Modern day displays incorporated in smartphones and televisions increasingly include pixel technology based on organic light-emitting diodes (OLEDs), which turn electrical current into visible light. In an OLED, the organic semiconductor layers are sandwiched between two electrodes, of which at least one must be transparent to allow the light generated inside the device to escape. Most transparent conductive electrodes are based on indium tin oxide (ITO); however, its suitability for applications on non-rigid substrates is limited due to its brittle nature.

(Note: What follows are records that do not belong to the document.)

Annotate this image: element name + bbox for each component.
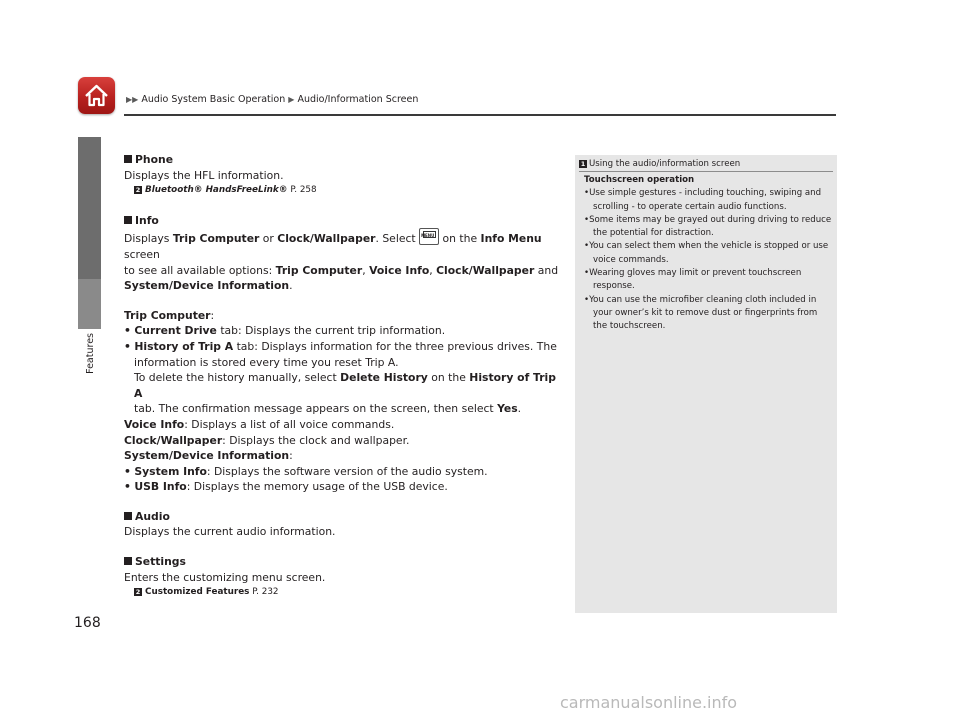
home-icon [83, 82, 110, 109]
trip-computer-label: Trip Computer: [124, 308, 215, 322]
note-bullet: •Some items may be grayed out during driving to reduce the potential for distraction. [584, 214, 832, 239]
info-menu-icon: MENU [419, 228, 439, 245]
breadcrumb-arrow-icon: ▶ [288, 95, 295, 104]
list-item: • History of Trip A tab: Displays information for the three previous drives. The [124, 339, 557, 353]
section-square-icon [124, 512, 132, 520]
sidebar-tab-light [78, 279, 101, 329]
info-body-line3: System/Device Information. [124, 279, 293, 293]
note-subtitle: Touchscreen operation [584, 175, 695, 185]
section-square-icon [124, 155, 132, 163]
list-item: • USB Info: Displays the memory usage of the USB device. [124, 480, 448, 494]
home-button[interactable] [78, 77, 115, 114]
page-number: 168 [74, 615, 101, 631]
audio-body: Displays the current audio information. [124, 525, 336, 539]
list-item-continuation: information is stored every time you reset Trip A. [134, 355, 399, 369]
note-divider [579, 171, 833, 172]
section-heading-settings: Settings [124, 554, 564, 570]
section-heading-info: Info [124, 213, 564, 229]
sidebar-label[interactable]: Features [85, 333, 96, 374]
info-body-line2: to see all available options: Trip Computer, Voice Info, Clock/Wallpaper and [124, 263, 559, 277]
xref-icon: 2 [135, 588, 141, 597]
system-device-label: System/Device Information: [124, 449, 293, 463]
phone-xref-link[interactable]: 2 Bluetooth® HandsFreeLink® P. 258 [135, 185, 317, 196]
settings-body: Enters the customizing menu screen. [124, 570, 326, 584]
xref-icon: 2 [135, 186, 141, 195]
note-body [584, 174, 832, 334]
list-item: • Current Drive tab: Displays the current trip information. [124, 324, 446, 338]
list-item: • System Info: Displays the software version of the audio system. [124, 464, 488, 478]
section-square-icon [124, 557, 132, 565]
breadcrumb-item[interactable]: Audio/Information Screen [297, 94, 419, 105]
phone-body: Displays the HFL information. [124, 168, 284, 182]
note-bullet: •Wearing gloves may limit or prevent touchscreen response. [584, 268, 802, 292]
main-content [124, 152, 564, 601]
note-bullet: •Use simple gestures - including touching, swiping and scrolling - to operate certain audio functions. [584, 188, 822, 212]
sidebar-tab-dark [78, 137, 101, 279]
section-heading-phone: Phone [124, 152, 564, 168]
settings-xref-link[interactable]: 2 Customized Features P. 232 [135, 587, 279, 598]
list-item-continuation: tab. The confirmation message appears on the screen, then select Yes. [134, 402, 522, 416]
header-divider [124, 114, 836, 116]
breadcrumb-item[interactable]: Audio System Basic Operation [141, 94, 286, 105]
note-bullet: •You can select them when the vehicle is stopped or use voice commands. [584, 241, 829, 265]
section-square-icon [124, 216, 132, 224]
voice-info-line: Voice Info: Displays a list of all voice commands. [124, 417, 395, 431]
note-number-icon: 1 [580, 160, 586, 168]
breadcrumb [126, 94, 418, 105]
info-body: Displays Trip Computer or Clock/Wallpaper. Select MENU on the Info Menu screen [124, 228, 564, 262]
section-heading-audio: Audio [124, 509, 564, 525]
breadcrumb-arrow-icon: ▶▶ [126, 95, 139, 104]
clock-wallpaper-line: Clock/Wallpaper: Displays the clock and wallpaper. [124, 433, 410, 447]
note-header: 1 Using the audio/information screen [580, 159, 741, 169]
list-item-continuation: To delete the history manually, select Delete History on the History of Trip A [134, 371, 556, 400]
watermark: carmanualsonline.info [560, 693, 738, 712]
note-bullet: •You can use the microfiber cleaning cloth included in your owner’s kit to remove dust or fingerprints from the touchscreen. [584, 294, 818, 332]
side-note-panel [575, 155, 837, 613]
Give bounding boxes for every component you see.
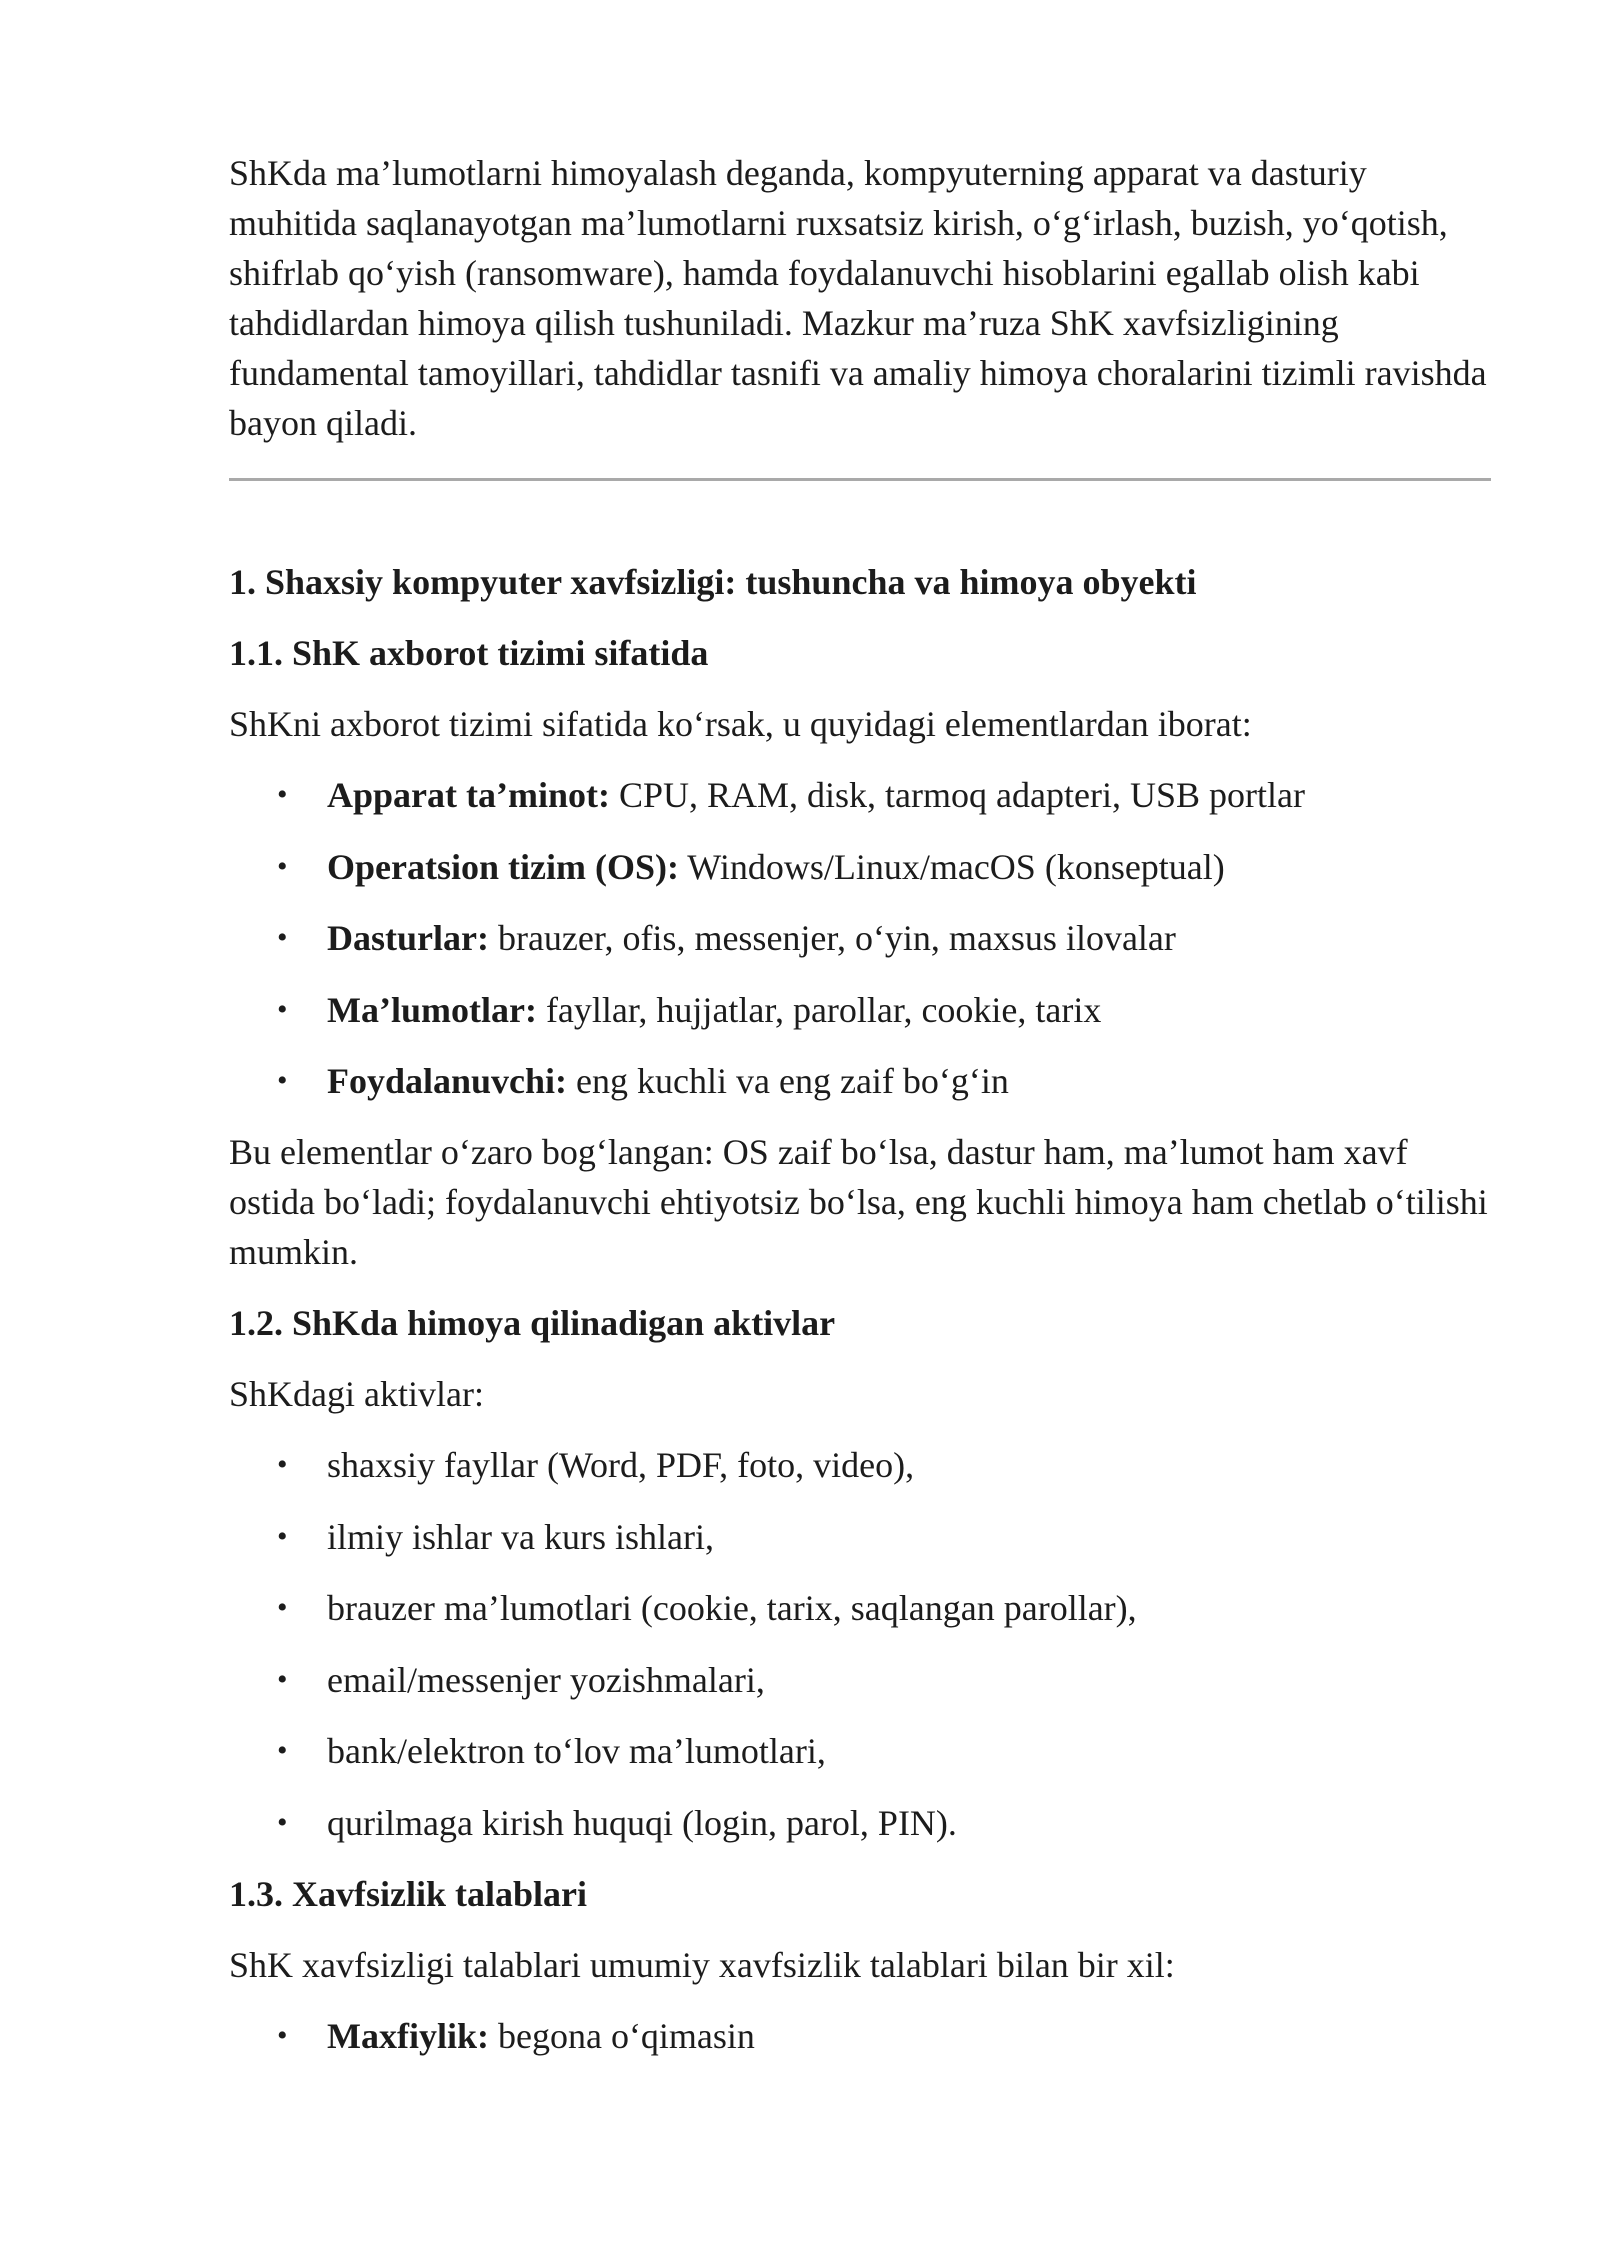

One suitable method of replacing ITO is through printed conductive structures deposited from a cost-effective metal nanoparticle ink such as copper (Cu), using a grid-like architecture to provide the necessary combination of conductivity and transparency. In order to merge the single nanoparticles into an interconnected conductive matrix, the deposited ink must undergo a curing treatment known as sintering. During this process, the oxidation of Cu must be avoided, as it strongly affects the conductivity. Many of the usual methods such as flash lamp and laser sintering require substrates with an appropriate thermal conductivity to avoid overheating, but these limit the substrates available for novel technologies.
The group of Prof. Emil List-Kratochvil from the Humboldt University in Berlin, Germany, have found a simple process using formic acid to create a reductive atmosphere, thereby preventing oxidation. “This reductive approach is widely used in the printed circuit board industry,” Dr. Felix Hermerschmidt explains, “and we have applied it for the first time using low sintering temperatures of 130 °C for solution-processed Cu-based structures, thereby also accessing flexible substrate types with low thermal stability, such as PET.”
The conductivity values reported are the highest in the literature for Cu structures at these low temperatures, and both the fabrication and sintering methods are suitable for large-area and high-throughput processing on flexible substrates.
As Prof. Emil List-Kratochvil points out, “through upscaling, these types of conductive structures can be produced at low cost and implemented in a wide range of applications, such as printed sensors and antennas, or as electrodes within more complex devices such as flexible OLEDs in wearables or packaging.”